CHARLESTON, W.Va. -- Kanawha County school board members voted unanimously Thursday to hire former Stonewall Jackson Middle School principal George Aulenbacher as principal at George Washington High School.
Aulenbacher's appointment begins June 13. He'll succeed Melissa Ruddle, who will take over this summer as assistant superintendent in charge of the county's middle schools.
Aulenbacher was one of five Kanawha principals who agreed to step down in the spring of 2010 so his former school could receive federal School Improvement Grant money. Stonewall is set to receive nearly $768,000 in SIG money.
The state identified Stonewall and the other four schools -- Cedar Grove Middle, Malden Elementary School, Riverside High School and East Bank Middle School -- as among 33 of the state's lowest-performing schools. In order to receive the money, each school's principal agreed to leave.
Aulenbacher's departure was particularly controversial, as he received a national Milken Educator Award -- sometimes referred to as the "Oscar for teaching" -- in 2007.
He has acted as a "transformational specialist" -- a job paid for using SIG money. He's responsible, along with former Riverside High principal Paula Potter, to lead efforts to help turn around the five schools.

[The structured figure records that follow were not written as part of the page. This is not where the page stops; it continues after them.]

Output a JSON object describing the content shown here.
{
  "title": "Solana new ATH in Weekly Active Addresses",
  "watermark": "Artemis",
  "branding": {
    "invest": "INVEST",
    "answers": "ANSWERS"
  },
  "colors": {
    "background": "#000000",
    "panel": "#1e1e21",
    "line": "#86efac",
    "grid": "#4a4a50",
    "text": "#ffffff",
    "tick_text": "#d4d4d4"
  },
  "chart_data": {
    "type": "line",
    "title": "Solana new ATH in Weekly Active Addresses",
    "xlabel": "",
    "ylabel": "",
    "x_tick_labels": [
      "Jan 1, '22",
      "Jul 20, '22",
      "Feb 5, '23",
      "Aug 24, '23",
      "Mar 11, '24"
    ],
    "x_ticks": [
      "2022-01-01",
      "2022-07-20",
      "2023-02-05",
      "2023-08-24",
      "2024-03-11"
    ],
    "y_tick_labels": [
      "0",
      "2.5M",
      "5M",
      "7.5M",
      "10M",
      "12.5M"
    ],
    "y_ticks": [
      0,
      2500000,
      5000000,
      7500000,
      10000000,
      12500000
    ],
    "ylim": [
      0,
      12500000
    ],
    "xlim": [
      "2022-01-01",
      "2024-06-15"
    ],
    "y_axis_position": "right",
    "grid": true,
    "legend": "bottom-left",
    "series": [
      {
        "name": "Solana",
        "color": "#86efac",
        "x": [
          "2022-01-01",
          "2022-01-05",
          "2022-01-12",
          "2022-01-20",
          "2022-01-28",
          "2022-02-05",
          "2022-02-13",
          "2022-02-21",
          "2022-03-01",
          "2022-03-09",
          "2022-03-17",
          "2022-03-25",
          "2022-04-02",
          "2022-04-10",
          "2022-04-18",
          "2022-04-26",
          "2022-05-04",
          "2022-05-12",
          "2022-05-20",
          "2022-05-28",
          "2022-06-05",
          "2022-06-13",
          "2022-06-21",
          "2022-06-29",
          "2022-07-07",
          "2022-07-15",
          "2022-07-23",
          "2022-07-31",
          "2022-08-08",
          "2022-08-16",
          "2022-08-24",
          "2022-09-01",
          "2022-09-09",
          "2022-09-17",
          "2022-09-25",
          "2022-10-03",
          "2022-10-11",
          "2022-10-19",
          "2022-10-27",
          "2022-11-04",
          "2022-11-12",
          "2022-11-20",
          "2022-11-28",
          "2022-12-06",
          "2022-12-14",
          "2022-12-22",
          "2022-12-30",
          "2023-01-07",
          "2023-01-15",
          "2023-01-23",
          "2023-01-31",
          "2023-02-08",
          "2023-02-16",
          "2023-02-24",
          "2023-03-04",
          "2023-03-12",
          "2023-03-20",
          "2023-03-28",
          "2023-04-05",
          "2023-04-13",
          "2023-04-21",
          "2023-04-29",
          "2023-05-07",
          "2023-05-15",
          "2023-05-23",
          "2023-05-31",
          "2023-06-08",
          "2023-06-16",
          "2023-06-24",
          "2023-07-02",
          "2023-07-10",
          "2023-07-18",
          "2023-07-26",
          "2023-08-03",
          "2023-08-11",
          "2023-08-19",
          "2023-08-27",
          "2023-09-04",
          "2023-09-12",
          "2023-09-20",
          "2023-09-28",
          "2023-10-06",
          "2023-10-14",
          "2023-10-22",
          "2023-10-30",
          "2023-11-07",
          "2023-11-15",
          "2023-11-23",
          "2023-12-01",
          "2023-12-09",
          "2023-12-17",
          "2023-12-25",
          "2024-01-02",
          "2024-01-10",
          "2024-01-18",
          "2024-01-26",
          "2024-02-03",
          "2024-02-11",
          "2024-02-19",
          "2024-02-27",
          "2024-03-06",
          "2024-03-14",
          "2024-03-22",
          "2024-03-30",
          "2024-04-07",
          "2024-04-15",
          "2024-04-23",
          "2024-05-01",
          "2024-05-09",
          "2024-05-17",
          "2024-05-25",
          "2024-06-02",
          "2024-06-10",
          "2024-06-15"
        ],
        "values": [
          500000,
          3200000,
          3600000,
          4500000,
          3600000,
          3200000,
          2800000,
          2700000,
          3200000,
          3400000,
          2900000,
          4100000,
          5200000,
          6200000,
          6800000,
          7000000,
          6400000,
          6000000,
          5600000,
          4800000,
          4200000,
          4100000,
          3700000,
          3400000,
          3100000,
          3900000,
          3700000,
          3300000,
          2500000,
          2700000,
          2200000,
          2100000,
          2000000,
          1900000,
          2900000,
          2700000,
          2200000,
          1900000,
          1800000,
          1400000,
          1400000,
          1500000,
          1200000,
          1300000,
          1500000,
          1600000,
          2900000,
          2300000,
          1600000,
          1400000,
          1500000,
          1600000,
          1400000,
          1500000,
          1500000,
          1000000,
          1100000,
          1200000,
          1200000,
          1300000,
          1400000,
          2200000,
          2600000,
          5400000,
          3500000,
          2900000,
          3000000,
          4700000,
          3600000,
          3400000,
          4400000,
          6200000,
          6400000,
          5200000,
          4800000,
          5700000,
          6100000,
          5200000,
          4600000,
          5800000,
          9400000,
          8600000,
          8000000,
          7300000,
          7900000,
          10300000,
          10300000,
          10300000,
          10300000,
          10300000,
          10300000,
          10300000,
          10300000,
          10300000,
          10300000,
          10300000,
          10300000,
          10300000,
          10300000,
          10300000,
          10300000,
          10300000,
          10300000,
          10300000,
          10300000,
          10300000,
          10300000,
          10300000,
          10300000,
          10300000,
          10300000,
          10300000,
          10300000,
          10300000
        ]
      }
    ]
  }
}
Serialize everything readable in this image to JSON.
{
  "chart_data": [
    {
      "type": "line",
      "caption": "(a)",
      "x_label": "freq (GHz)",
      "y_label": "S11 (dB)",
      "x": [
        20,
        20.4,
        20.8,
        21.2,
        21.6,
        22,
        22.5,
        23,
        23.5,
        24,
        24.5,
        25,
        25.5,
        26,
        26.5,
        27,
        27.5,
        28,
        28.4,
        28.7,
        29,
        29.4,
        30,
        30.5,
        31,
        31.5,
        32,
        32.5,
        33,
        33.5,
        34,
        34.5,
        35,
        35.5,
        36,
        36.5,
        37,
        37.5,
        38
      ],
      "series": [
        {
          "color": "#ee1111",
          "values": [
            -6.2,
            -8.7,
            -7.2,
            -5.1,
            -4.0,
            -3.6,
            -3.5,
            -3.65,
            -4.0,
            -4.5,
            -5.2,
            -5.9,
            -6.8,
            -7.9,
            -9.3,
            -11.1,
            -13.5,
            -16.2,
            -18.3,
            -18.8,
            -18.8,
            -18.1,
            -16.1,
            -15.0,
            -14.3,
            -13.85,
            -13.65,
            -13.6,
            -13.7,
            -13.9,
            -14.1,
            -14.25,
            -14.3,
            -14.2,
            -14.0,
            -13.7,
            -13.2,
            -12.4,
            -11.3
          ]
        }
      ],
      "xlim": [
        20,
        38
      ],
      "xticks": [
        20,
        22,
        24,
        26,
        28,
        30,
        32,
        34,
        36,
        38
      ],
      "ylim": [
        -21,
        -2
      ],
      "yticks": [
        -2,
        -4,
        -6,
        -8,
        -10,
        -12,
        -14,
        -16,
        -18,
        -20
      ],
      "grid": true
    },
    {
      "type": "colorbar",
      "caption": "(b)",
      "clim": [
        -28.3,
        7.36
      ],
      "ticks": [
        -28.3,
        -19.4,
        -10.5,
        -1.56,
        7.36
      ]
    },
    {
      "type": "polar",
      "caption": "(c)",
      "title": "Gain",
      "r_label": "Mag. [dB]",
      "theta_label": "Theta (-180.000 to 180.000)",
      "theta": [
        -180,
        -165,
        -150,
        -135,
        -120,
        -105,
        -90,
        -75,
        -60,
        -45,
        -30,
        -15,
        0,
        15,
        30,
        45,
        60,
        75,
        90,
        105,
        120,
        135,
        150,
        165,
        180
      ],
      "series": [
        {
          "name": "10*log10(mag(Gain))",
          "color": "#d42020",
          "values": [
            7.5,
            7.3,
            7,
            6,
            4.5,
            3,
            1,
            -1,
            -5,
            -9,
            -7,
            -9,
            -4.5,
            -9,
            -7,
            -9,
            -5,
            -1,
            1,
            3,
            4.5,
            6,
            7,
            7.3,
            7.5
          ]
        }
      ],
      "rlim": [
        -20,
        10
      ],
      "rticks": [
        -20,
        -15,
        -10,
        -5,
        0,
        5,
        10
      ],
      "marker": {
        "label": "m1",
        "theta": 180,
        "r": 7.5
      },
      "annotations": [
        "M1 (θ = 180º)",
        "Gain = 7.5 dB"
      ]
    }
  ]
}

Still, school board member Bill Raglin questioned why Aulenbacher was the only qualified person who applied for the position. George Washington is highly regarded for academics and athletics among West Virginia high schools, he said. Raglin believes that a perception existed -- accurate or not -- that the job wasn't really open to others who might have wanted to apply. He said he doesn't want Kanawha County Schools to be perceived as anything less than an equal opportunity employer.

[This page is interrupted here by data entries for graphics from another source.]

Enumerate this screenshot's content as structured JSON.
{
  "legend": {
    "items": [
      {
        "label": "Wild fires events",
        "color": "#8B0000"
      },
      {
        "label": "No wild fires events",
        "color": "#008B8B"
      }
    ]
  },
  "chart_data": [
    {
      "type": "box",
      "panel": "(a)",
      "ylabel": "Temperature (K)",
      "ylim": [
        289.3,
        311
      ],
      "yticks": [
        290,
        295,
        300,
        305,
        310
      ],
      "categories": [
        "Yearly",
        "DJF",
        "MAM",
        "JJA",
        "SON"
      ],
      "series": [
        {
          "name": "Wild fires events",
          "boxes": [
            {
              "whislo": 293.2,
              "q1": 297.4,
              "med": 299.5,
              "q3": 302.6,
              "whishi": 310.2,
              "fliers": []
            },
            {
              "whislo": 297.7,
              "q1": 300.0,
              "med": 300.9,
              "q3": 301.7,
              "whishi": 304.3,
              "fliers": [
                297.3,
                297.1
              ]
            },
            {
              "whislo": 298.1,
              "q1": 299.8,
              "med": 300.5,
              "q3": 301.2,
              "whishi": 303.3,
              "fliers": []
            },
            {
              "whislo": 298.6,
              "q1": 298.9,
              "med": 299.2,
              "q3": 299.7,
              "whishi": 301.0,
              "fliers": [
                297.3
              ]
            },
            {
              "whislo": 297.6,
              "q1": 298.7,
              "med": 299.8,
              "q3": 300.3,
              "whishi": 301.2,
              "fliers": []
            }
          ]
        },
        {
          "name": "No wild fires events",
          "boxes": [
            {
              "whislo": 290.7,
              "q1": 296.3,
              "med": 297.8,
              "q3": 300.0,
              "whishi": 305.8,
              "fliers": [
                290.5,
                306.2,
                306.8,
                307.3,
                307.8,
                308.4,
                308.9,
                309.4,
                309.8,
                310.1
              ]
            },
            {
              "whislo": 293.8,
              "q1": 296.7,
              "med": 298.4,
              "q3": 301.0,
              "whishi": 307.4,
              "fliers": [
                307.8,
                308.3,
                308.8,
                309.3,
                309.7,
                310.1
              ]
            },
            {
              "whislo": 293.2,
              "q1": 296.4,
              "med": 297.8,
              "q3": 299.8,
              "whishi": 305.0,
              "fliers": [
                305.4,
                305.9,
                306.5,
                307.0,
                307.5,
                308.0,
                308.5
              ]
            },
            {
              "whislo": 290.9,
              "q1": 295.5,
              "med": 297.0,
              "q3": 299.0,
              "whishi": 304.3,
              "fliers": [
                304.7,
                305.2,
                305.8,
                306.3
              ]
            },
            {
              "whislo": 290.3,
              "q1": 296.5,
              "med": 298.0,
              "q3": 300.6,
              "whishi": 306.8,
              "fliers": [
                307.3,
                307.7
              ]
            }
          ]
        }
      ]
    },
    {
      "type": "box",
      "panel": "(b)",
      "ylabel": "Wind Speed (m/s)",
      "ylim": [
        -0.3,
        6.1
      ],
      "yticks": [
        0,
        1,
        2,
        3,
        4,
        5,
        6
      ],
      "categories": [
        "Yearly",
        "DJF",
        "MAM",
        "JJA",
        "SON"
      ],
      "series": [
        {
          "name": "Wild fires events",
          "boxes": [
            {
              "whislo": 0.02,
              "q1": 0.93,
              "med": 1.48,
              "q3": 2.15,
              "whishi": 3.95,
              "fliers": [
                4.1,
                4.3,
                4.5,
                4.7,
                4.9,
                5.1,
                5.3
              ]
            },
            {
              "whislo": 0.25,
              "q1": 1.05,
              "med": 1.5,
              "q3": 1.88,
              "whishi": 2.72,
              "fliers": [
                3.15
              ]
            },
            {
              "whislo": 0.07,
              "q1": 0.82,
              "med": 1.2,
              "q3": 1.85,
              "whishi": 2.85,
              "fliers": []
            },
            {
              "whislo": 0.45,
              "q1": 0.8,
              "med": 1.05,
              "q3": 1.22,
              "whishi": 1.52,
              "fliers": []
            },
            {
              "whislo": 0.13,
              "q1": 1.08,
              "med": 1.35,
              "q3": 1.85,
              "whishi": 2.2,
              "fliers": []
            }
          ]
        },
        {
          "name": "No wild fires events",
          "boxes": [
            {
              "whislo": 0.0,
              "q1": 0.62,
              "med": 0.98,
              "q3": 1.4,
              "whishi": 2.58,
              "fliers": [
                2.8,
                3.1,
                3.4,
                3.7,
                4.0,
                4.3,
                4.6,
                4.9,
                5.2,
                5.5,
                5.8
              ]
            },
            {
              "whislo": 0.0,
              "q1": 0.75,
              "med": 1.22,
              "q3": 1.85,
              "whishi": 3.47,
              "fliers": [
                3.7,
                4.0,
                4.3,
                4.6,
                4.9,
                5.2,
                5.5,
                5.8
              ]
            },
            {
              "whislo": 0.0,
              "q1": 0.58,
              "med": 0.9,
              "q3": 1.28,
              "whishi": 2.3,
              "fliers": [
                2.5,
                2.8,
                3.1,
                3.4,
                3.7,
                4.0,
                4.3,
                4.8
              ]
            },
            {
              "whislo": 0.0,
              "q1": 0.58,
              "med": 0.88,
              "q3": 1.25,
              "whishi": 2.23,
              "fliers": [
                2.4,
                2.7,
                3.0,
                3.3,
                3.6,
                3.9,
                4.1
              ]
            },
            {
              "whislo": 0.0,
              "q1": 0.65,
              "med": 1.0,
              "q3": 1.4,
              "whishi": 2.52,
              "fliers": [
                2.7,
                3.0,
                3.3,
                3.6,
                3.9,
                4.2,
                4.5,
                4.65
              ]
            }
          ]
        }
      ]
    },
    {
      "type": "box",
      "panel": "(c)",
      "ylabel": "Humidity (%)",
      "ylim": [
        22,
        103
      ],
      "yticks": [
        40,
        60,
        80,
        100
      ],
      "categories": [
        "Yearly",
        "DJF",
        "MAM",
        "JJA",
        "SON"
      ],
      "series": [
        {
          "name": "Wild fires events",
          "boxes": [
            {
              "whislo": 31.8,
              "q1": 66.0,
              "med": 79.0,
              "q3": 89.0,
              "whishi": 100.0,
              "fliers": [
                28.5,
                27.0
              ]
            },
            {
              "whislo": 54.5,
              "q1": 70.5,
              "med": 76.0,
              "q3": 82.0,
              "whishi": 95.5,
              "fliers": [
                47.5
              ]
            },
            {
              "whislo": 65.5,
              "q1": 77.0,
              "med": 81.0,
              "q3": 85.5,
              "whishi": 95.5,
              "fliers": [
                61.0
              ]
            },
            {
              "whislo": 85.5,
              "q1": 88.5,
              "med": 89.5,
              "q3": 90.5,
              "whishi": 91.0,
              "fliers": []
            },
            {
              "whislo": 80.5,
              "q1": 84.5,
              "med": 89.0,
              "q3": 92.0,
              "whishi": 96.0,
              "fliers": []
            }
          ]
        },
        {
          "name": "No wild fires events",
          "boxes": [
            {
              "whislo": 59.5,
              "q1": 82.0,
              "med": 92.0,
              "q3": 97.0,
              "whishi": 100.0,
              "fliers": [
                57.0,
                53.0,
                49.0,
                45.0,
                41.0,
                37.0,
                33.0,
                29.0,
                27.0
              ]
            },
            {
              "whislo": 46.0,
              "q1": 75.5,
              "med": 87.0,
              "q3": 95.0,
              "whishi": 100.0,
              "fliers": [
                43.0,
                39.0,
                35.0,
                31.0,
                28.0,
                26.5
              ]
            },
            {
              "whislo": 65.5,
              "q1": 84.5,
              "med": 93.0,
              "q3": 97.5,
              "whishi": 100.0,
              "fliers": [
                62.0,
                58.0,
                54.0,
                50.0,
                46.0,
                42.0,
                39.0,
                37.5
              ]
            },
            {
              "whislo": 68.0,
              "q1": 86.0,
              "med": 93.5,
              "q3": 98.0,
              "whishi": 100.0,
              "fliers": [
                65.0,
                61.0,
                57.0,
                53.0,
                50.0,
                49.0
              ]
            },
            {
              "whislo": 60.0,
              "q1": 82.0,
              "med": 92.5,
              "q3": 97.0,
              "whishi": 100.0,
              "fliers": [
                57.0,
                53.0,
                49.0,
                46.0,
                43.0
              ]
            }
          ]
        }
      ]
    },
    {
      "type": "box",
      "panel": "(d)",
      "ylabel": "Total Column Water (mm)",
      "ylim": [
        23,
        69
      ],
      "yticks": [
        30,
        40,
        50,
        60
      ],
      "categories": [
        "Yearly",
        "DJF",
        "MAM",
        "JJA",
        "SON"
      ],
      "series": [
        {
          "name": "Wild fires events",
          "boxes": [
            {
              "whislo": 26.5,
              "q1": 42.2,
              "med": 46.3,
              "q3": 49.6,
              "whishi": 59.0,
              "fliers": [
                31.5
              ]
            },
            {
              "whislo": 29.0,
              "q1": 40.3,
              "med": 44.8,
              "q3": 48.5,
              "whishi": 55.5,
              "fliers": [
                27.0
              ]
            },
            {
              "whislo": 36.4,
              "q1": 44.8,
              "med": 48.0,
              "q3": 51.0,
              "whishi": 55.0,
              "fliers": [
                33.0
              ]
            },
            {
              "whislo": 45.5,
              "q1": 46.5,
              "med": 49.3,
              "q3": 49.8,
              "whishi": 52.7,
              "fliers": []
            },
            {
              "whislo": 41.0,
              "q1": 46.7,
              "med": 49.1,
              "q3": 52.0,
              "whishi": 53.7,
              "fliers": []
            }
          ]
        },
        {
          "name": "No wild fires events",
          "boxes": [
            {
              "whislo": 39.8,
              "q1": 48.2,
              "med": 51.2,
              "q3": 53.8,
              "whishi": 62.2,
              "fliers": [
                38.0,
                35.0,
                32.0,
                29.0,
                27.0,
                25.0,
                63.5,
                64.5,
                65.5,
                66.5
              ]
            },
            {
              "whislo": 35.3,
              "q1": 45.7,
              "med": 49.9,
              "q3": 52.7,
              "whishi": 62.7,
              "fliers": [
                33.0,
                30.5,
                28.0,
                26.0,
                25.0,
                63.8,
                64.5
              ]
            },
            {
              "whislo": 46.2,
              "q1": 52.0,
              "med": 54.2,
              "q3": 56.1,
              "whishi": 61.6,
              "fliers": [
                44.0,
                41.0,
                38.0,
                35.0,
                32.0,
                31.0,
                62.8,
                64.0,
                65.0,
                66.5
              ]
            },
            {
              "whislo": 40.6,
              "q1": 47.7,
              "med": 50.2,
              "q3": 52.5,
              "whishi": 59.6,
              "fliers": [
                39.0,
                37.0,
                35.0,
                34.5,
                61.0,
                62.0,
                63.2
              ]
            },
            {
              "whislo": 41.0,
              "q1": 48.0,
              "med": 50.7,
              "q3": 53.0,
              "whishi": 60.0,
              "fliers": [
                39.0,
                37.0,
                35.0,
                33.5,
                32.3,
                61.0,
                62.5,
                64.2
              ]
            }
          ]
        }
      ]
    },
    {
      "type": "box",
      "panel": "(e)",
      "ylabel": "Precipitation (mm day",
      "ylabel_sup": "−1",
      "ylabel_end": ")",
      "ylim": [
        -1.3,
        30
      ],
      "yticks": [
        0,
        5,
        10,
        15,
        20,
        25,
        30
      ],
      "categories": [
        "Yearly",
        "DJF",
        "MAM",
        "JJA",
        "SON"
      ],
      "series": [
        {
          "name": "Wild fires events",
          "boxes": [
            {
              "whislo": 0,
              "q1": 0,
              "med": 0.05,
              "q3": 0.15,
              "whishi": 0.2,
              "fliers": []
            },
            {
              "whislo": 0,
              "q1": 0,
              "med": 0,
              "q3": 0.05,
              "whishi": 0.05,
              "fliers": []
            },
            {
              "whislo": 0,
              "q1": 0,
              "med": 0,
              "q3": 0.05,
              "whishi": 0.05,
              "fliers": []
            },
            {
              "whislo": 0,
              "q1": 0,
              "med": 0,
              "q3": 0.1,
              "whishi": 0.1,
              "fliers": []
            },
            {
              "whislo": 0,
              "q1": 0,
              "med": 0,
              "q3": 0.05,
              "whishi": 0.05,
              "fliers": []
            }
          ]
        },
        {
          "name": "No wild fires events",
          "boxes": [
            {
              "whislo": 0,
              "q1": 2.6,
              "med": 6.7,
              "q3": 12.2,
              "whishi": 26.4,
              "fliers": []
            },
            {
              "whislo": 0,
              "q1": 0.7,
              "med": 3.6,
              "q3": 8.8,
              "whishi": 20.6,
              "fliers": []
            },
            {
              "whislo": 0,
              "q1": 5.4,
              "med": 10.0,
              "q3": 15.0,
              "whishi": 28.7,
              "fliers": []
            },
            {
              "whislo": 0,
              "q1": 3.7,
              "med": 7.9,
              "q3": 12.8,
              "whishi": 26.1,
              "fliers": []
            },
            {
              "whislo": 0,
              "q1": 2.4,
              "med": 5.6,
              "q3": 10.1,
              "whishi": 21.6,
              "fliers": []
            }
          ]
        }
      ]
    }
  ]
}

"That's no image that's coming ... out of [the] central office," Superintendent Ron Duerring said.
In recent years, fewer candidates have applied for high school principal jobs, Duerring said. The job is often challenging, with long hours and inadequate compensation, board member Becky Jordon said.
"I can't help it that I can't force people to apply for jobs," Duerring said, adding that there are "a lot of influences out there in the system that are beyond your control."
Also Thursday, several parents, students and teachers from Capital High School spoke out or supported speakers who asked that the East Academy alternative school be moved off Capital's campus.
"We are tired of the stigma of being known as the thug school in Kanawha County," said Capital sophomore C.J. Harvey, the student body secretary.
East Academy is a night-school program for students with behavioral problems, excessive truancy or for those who faced other circumstances that led school officials to remove them from their home school.
Last month, Duerring stopped plans that could have made East Academy a day school. Parents, teachers and Capital Principal Clinton Giles had voiced strong opposition to any change.
William Dorsey, Capital's faculty senate president, said East Academy should be given a chance "to flourish and grow" to meet the needs of its students, but not at the expense of Capital High's students.